Charles Babbage (1791-1871)
Most of you will be reading this post on a computer, or a tablet, or perhaps even a smart phone. It is too much of a leap to say that without Charles Babbage’s ground-breaking work in creating his Analytical Engine in the early 1800s such devices may not have been invented, but Babbage is often heralded as the father of computing.
Babbage was born in the eighteenth century (as the ‘terror’ was sweeping Paris in fact) and died in 1871 (as Germany completed its emergence as a major European power. His life then, neatly bookmarks the end of the ancient regime and the birth of modern Europe.
But of course, scientific genius also comes with the normal traits of human life. Babbage had to eat and drink, he married and had children. He also hated being disturbed, and had a particular antipathy to street musicians, as this quote, from 1864, show:
‘It is difficult to estimate the misery inflicted upon thousands of persons, and the absolute pecuniary penalty imposed upon multitudes of intellectual workers by the loss of their time, destroyed by organ-grinders and other similar nuisances’.
Babbage campaigned against ‘public nuisances’, not only musicians but children playing in the street and drunks rolling home after a night in the pub. He even produced a mathematical calculation to show the likely number of windows broken by drunks and contributed to a drive to ban children from playing with hoops in the street, because of the potential damage they could do to horses’ legs. He reminds me a lot of an elderly teacher at my North London grammar school who railed against paper darts on the grounds that ‘they will have someone’s eye out, boy!’
Babbage was well known for his hatred of street musicians, often Italian organ grinders, who played for the money they could extract from passers-by (or perhaps householders who gave then coins to go away). In December 1866 he appeared at the Marylebone Police court, near his home, to bring just such a complaint before Mr Mansfield.
Joseph Jenanin and Andrew Roadling were charged with ‘refusing to desist from playing musical instruments when requested to do so’. Babbage testified that on the 29 November Jenanin and Roadling, along with seven others, were performing in Paddington Street, just 200 yards from the mathematician’s home.

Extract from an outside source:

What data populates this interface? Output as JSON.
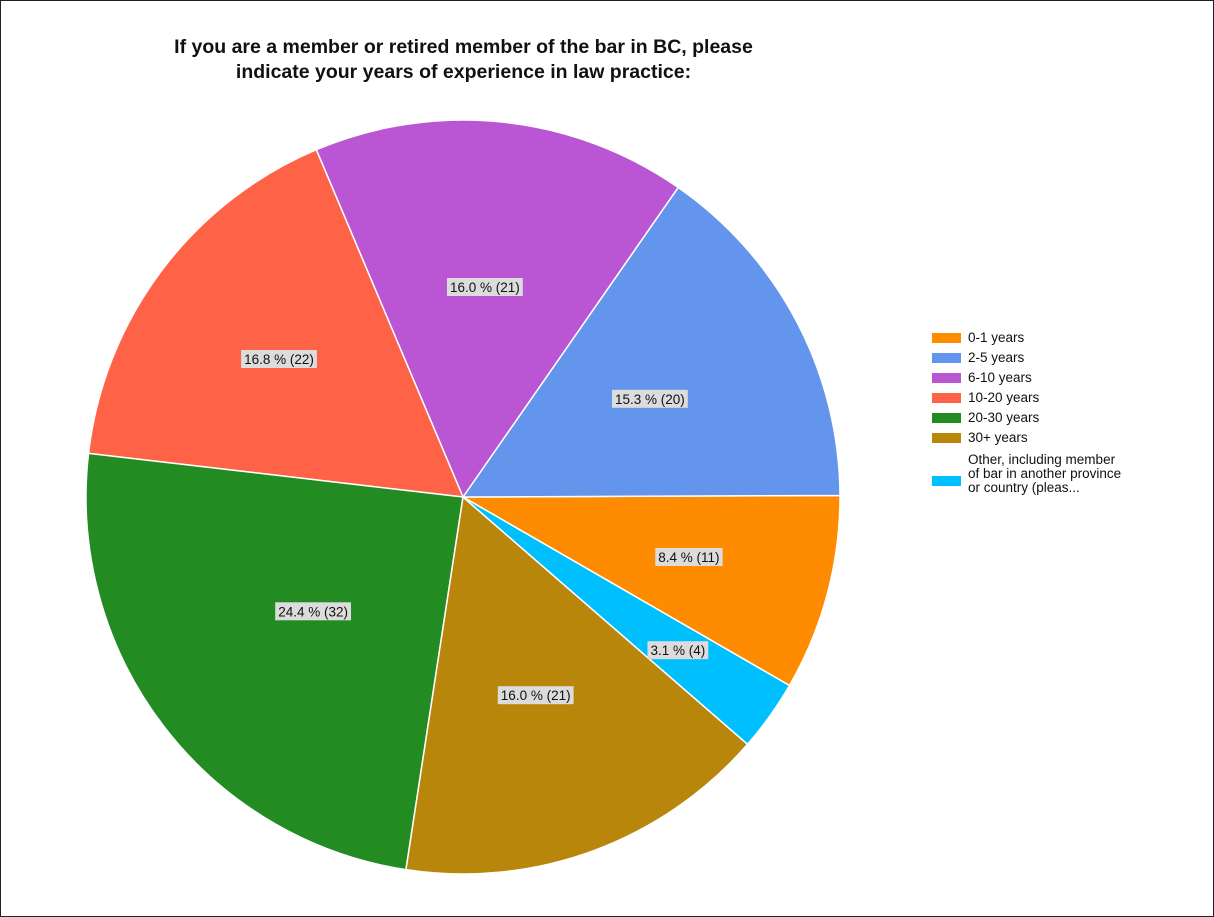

He went out and asked them to stop but they ignored him. He called a nearby policeman who then confirmed his story in court. In defence of the men their attorney, Mr Sayers, called upon several local tradesmen who told the magistrate that the musicians had in fact stopped playing when Babbage asked them to. They added that the men were not a nuisance in the neighbourhood, in fact we might suppose they quite enjoyed the concert and perhaps it attracted some trade.
On this occasion Babbage was thwarted by the justice system, to some degree at least. While the magistrate was prepared to accept that the men were causing a nuisance to him, they were too far from his home to have done so deliberately. As a result he couldn’t or wouldn’t punish them with the full force of the law but simply fined them 10s each and Mr Babbage’s costs. This would probably mean they avoided the great man’s home in future, but would not have ruined them or forced them to sell their instruments.
We can imagine Charles Babbage returning home from court still fuming at the outrage. He was 75.